YOU wouldn't believe the trouble getting home from Lytham, or how greatly First North Western makes the train companies over this side seem like transports of delight by comparison.

Half way and thunder struck, we landed in the Pride of Accrington, a no-smoking pub not 100 yards from the railway station but soaked before ever arriving.
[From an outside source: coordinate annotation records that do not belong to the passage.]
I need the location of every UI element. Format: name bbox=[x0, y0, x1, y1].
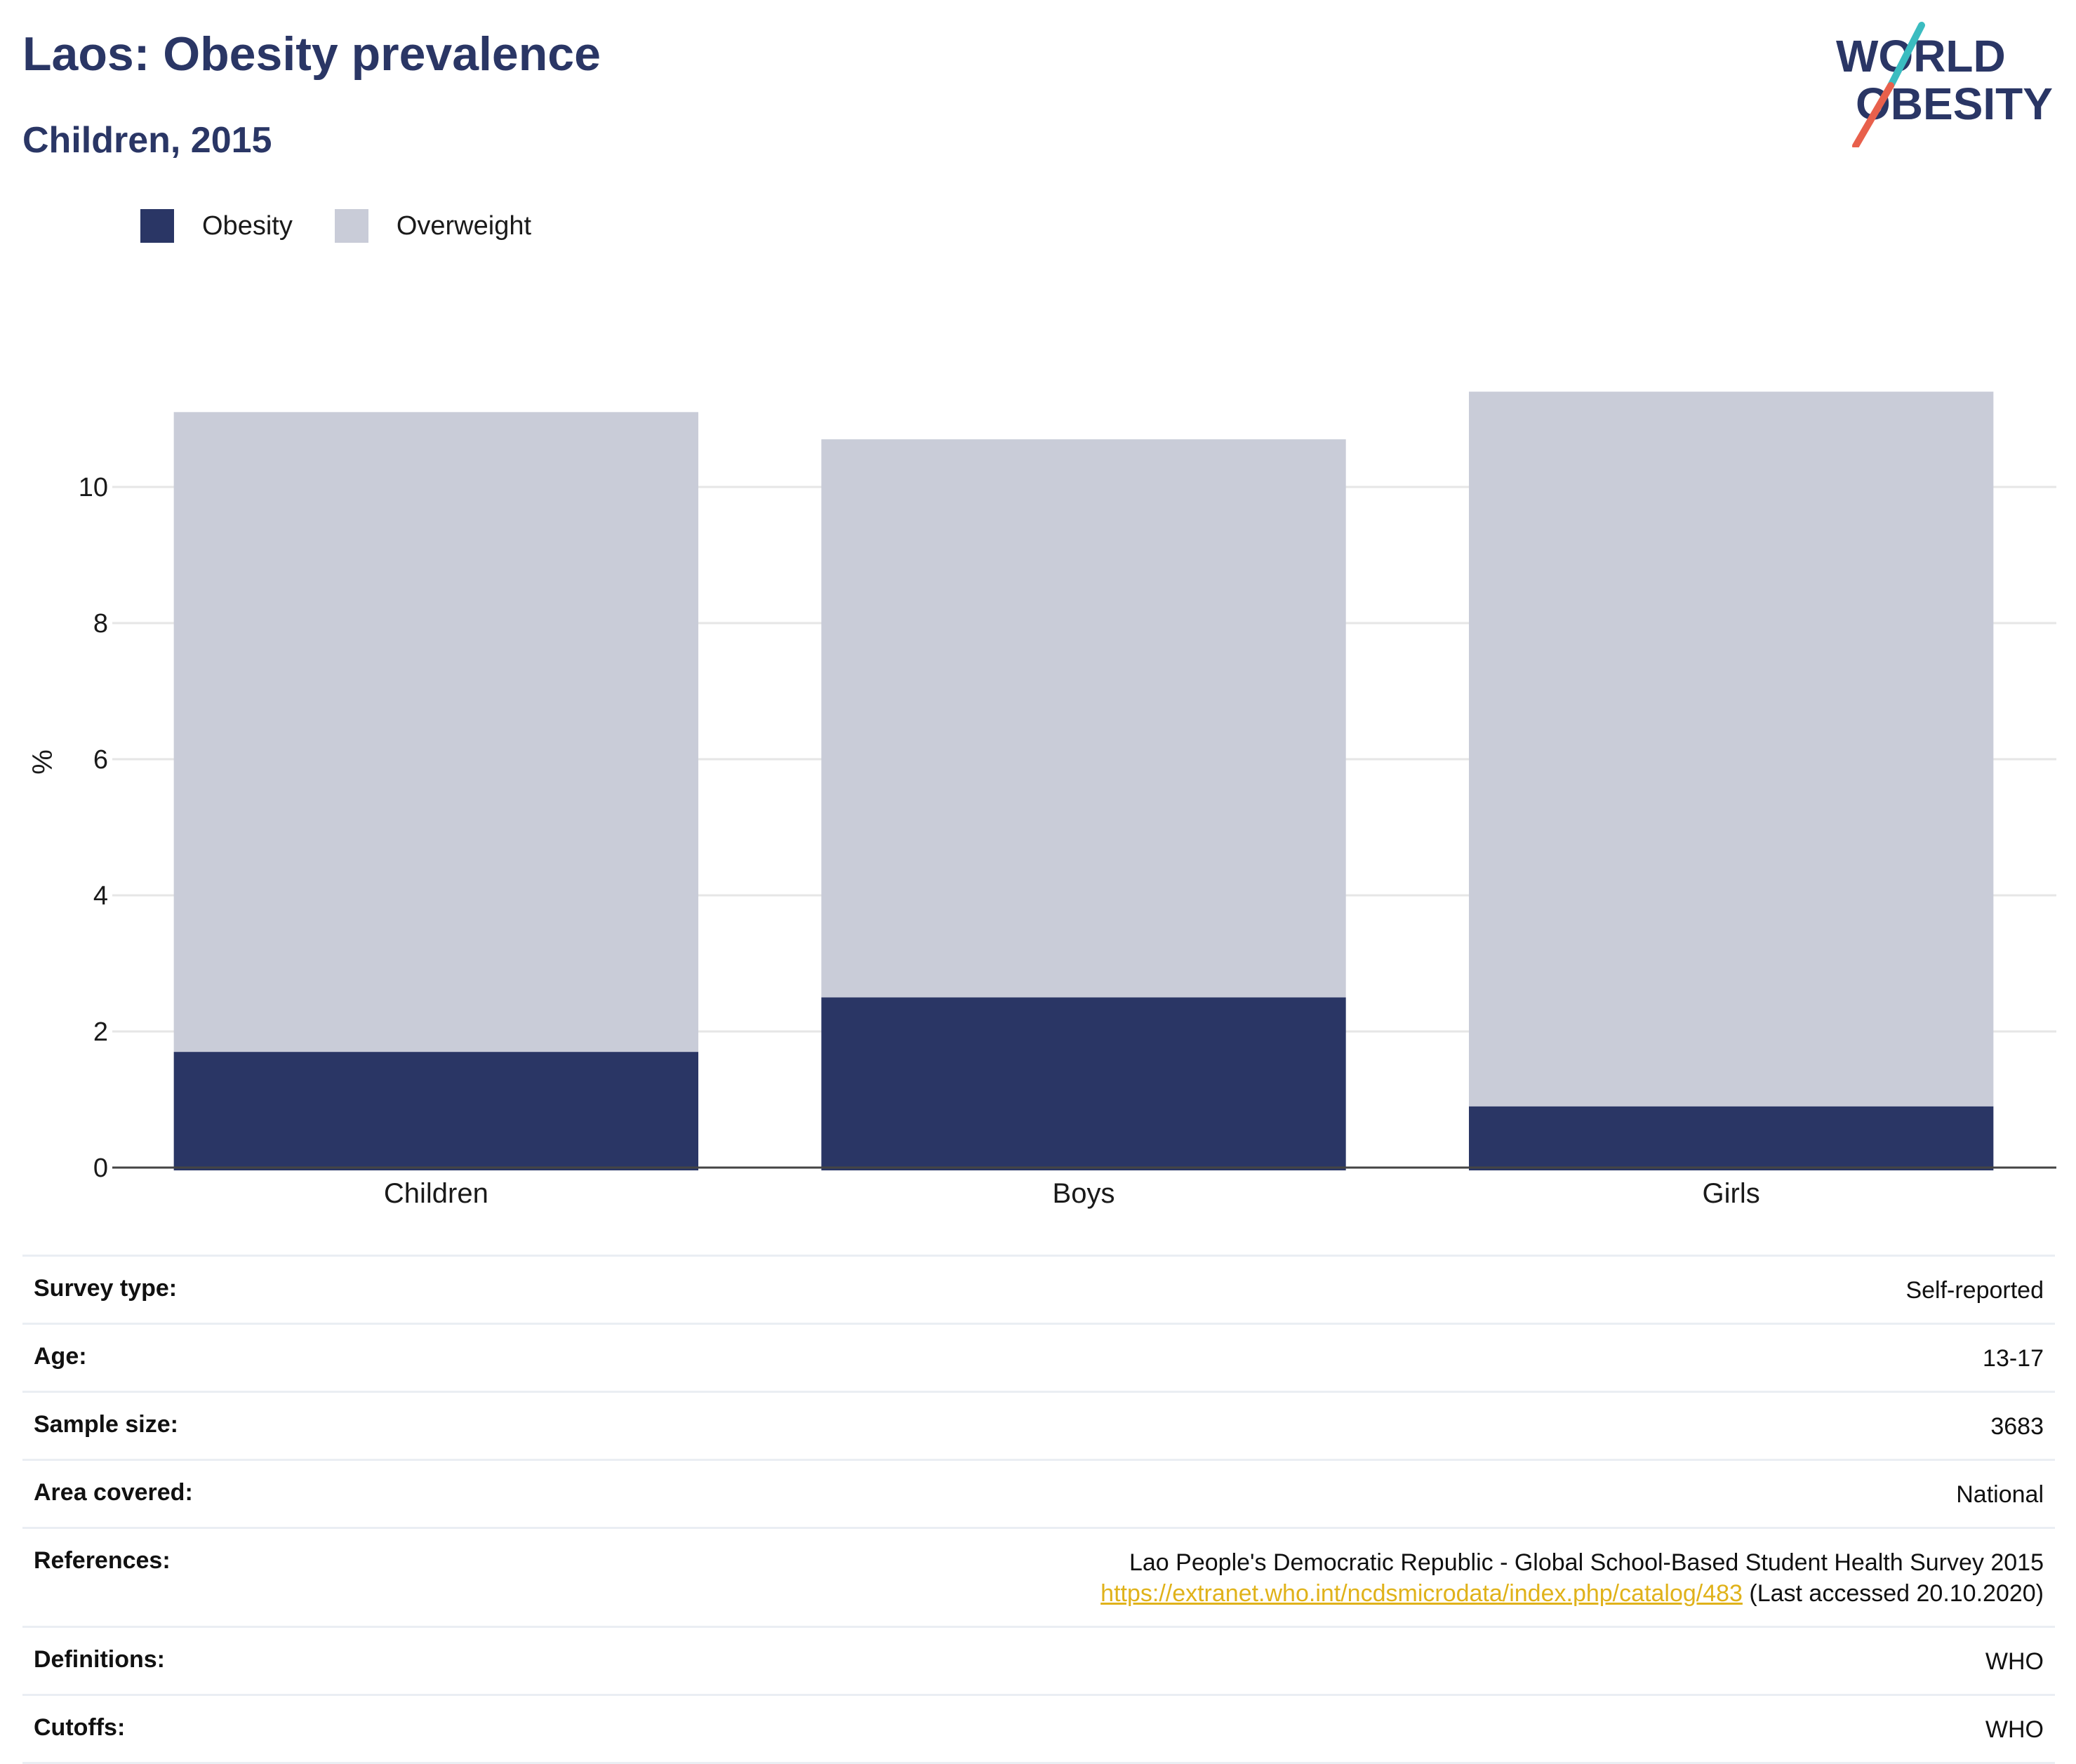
detail-row-cutoffs: Cutoffs: WHO bbox=[22, 1694, 2055, 1764]
legend-swatch-obesity bbox=[140, 209, 174, 243]
y-tick-label: 4 bbox=[93, 881, 108, 911]
detail-row-age: Age: 13-17 bbox=[22, 1323, 2055, 1391]
detail-value: 13-17 bbox=[1983, 1345, 2044, 1372]
y-tick-label: 6 bbox=[93, 745, 108, 775]
y-tick-label: 8 bbox=[93, 609, 108, 639]
detail-row-references: References: Lao People's Democratic Repu… bbox=[22, 1527, 2055, 1626]
reference-title: Lao People's Democratic Republic - Globa… bbox=[1129, 1549, 2044, 1576]
y-tick-label: 2 bbox=[93, 1017, 108, 1047]
legend-swatch-overweight bbox=[334, 209, 368, 243]
logo-teal-slash bbox=[1887, 22, 1925, 89]
detail-row-definitions: Definitions: WHO bbox=[22, 1626, 2055, 1694]
x-tick-label: Children bbox=[384, 1178, 488, 1209]
legend-label-overweight: Overweight bbox=[396, 211, 532, 241]
reference-accessed: (Last accessed 20.10.2020) bbox=[1749, 1580, 2044, 1607]
x-tick-label: Boys bbox=[1053, 1178, 1115, 1209]
chart-subtitle: Children, 2015 bbox=[22, 120, 272, 161]
detail-label: Age: bbox=[34, 1343, 87, 1370]
detail-value-references: Lao People's Democratic Republic - Globa… bbox=[1100, 1547, 2044, 1609]
detail-value: National bbox=[1956, 1481, 2044, 1508]
detail-row-area-covered: Area covered: National bbox=[22, 1459, 2055, 1527]
detail-value: 3683 bbox=[1990, 1413, 2044, 1440]
stacked-bar-chart: 0 2 4 6 8 10 Children Boys Girls % bbox=[27, 392, 2056, 1209]
bar-obesity-boys[interactable] bbox=[821, 997, 1346, 1171]
y-axis-label: % bbox=[27, 749, 58, 775]
detail-value: WHO bbox=[1985, 1716, 2044, 1743]
detail-value: Self-reported bbox=[1905, 1277, 2044, 1304]
detail-row-sample-size: Sample size: 3683 bbox=[22, 1391, 2055, 1459]
bar-obesity-girls[interactable] bbox=[1468, 1106, 1994, 1170]
chart-legend: Obesity Overweight bbox=[140, 209, 573, 243]
logo-line1: WORLD bbox=[1836, 31, 2006, 81]
reference-link[interactable]: https://extranet.who.int/ncdsmicrodata/i… bbox=[1100, 1580, 1743, 1607]
y-tick-label: 10 bbox=[79, 473, 108, 502]
detail-label: Area covered: bbox=[34, 1479, 193, 1506]
legend-item-overweight[interactable]: Overweight bbox=[334, 209, 532, 243]
world-obesity-logo: WORLD OBESITY bbox=[1836, 22, 2053, 147]
detail-value: WHO bbox=[1985, 1648, 2044, 1675]
chart-title: Laos: Obesity prevalence bbox=[22, 27, 601, 81]
legend-label-obesity: Obesity bbox=[202, 211, 293, 241]
bars bbox=[173, 392, 1994, 1171]
bar-overweight-boys[interactable] bbox=[821, 439, 1346, 998]
detail-row-survey-type: Survey type: Self-reported bbox=[22, 1255, 2055, 1323]
legend-item-obesity[interactable]: Obesity bbox=[140, 209, 293, 243]
detail-label: References: bbox=[34, 1547, 171, 1574]
detail-label: Definitions: bbox=[34, 1646, 165, 1673]
x-tick-label: Girls bbox=[1703, 1178, 1760, 1209]
logo-red-slash bbox=[1852, 82, 1894, 147]
survey-details-table: Survey type: Self-reported Age: 13-17 Sa… bbox=[22, 1255, 2055, 1764]
bar-obesity-children[interactable] bbox=[173, 1052, 699, 1170]
bar-overweight-girls[interactable] bbox=[1468, 392, 1994, 1107]
detail-label: Survey type: bbox=[34, 1275, 178, 1302]
detail-label: Cutoffs: bbox=[34, 1714, 126, 1741]
axes: 0 2 4 6 8 10 Children Boys Girls bbox=[79, 473, 2056, 1209]
y-tick-label: 0 bbox=[93, 1154, 108, 1183]
detail-label: Sample size: bbox=[34, 1411, 178, 1438]
bar-overweight-children[interactable] bbox=[173, 412, 699, 1053]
It was also a nocustomer pub, only Lancashire fire brigade out and about on such an evening, pumping prodigiously.

The pride of Accrington seems not to be born again Stanley but 1960s marathon runner Ron Hill, Commonwealth gold medallist and three times Olympian who marked his recent 65th birthday with a 5k race.

Hill, who every day hoofed seven miles to and from work, reckons to have run every day of his adult life and, still superfit, to have little truck with modern methods.

Tough of the track, he only once had a massage and - there's the rub - never bothered again.

And finally...

The first goalkeeper to win top division championship medals with two different clubs (BackTrack, August 2)was John Lukic - Arsenal in 1989, Leeds United three years later.

John Briggs in Darlington today invites readers to name the six North-East football grounds on which England have played full internationals.

Queen and country, the column returns on Tuesday.